Realtime API
OpenAI Realtime API–compatible WebSocket endpoint for low-latency streaming audio and text interactions. Supports bidirectional audio, text messages, and tool calls over a single connection.
Connecting
Open a WebSocket connection to the realtime endpoint. Authenticate via query parameter or the Sec-WebSocket-Protocol header.

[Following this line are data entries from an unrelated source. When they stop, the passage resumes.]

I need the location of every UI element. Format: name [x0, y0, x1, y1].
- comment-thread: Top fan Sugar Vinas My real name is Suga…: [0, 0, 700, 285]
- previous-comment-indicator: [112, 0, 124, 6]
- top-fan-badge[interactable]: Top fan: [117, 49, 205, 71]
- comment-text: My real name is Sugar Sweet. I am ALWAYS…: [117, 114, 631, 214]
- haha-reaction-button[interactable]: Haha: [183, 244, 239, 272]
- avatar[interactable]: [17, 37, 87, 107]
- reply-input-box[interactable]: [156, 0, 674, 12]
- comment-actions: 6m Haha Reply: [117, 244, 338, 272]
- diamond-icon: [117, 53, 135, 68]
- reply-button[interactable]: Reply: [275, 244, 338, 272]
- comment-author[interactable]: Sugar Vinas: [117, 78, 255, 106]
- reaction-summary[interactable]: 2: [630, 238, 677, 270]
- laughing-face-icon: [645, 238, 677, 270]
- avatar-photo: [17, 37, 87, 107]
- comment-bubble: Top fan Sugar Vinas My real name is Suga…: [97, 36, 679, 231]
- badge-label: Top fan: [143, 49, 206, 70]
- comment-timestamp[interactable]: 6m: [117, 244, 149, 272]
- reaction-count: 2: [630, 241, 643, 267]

# Query parameter auth wss://api.agilecloud.ai/v1/realtime?api_key=YOUR_API_KEY # Header auth Sec-WebSocket-Protocol: bearer.YOUR_API_KEY
Session Lifecycle
Connect → session.created (server) → session.update (client — set model, tools, params) → input_audio_buffer.append / conversation.item.create → response.create ← response.audio.delta / response.text.delta (streaming) ← response.done → Close
JavaScript Example
const ws = new WebSocket(
"wss://api.agilecloud.ai/v1/realtime?api_key=YOUR_API_KEY"
);
ws.onopen = () => {
// Configure session
ws.send(JSON.stringify({
type: "session.update",
session: {
model: "qwen-2.5-3b",
modalities: ["text"],
instructions: "You are a helpful assistant.",
},
}));
// Send a message
ws.send(JSON.stringify({
type: "conversation.item.create",
item: {
type: "message",
role: "user",
content: [{ type: "input_text", text: "Hello!" }],
},
}));
// Request a response
ws.send(JSON.stringify({ type: "response.create" }));
};
ws.onmessage = (event) => {
const data = JSON.parse(event.data);
if (data.type === "response.text.delta") {
process.stdout.write(data.delta);
}
};Event Types
| Direction | Event | Description |
|---|---|---|
| Server | session.created | Connection established, session ID assigned |
| Client | session.update | Configure model, tools, modalities |
| Client | conversation.item.create | Add a message to the conversation |
| Client | input_audio_buffer.append | Stream audio input (base64 PCM16) |
| Client | input_audio_buffer.commit | Finalize audio buffer |
| Client | response.create | Request a model response |
| Server | response.text.delta | Streaming text chunk |
| Server | response.audio.delta | Streaming audio chunk (base64) |
| Server | response.function_call_arguments.delta | Tool call argument delta |
| Server | response.done | Response complete (includes usage) |
| Server | error | Error event |
Audio Format
Audio is streamed as base64-encoded PCM16 at 24kHz mono. Input audio is buffered on the server and transcribed when committed. Output audio is streamed as deltas.
Rate Limiting
WebSocket connections are rate-limited per API key. Connection limits and message throughput vary by tier. Exceeding limits results in a close frame with code 1008 (Policy Violation).
Billing
Realtime sessions are billed per token (text) and per second (audio), at the same rates as the corresponding REST endpoints. Usage is reported in the response.done event.